How much more dead on target can you get?

This is exactly what I’ve been trying to say for lo! these many months: living within your means, refraining from purchasing objects and services that you don’t really need, and staying out of debt not only do not harm the economy, as steady long-term habits they actually benefit the economy.

A major contributing factor to the late (we hope), great deprecession was that far too many Americans took on far more debt than they could repay. Innocent of the potential consequences of the many questionable loans that were offered, people were led to pay more than properties were worth through loans whose ballooning payments they couldn’t hope to cover even if they had not lost their jobs. Not only that, but they were up to their schnozzes in credit-card debt and car loans.

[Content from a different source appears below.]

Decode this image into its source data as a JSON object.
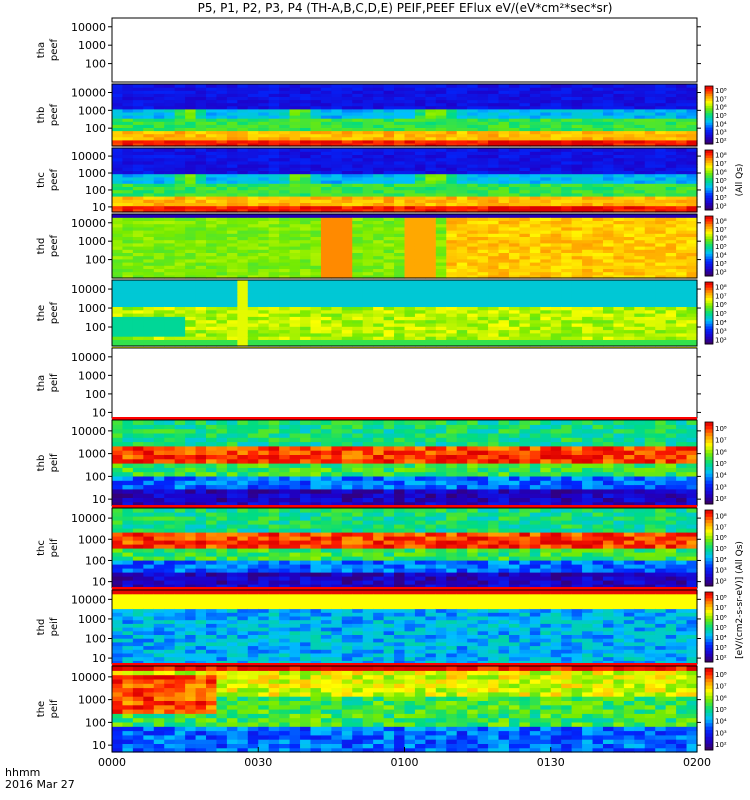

Had the average man and woman on the street taken a more realistic view of their lifestyles, had they been spending no more than they earned, had they restricted borrowing to instruments whose terms and balances they could reasonably handle and to lenders that do not charge usurious rates, had they been setting aside adequate funds in savings, even the run-up and collapse in housing prices might not have pushed the economy into a recession as profound as the one we’ve been experiencing.

This brings me back to my basic thesis: Frugal living is not just the responsible thing to do. Frugal living is patriotic.

Image: Public Domain. Wikipedia Commons.

5 thoughts on “Living within your means is good for the economy”

  1. Now you have ads for David Vitter–aka “my” senator. That’s even worse than the “berry cleanse” imho.

    I would guess that you don’t share his political views–or his behavior.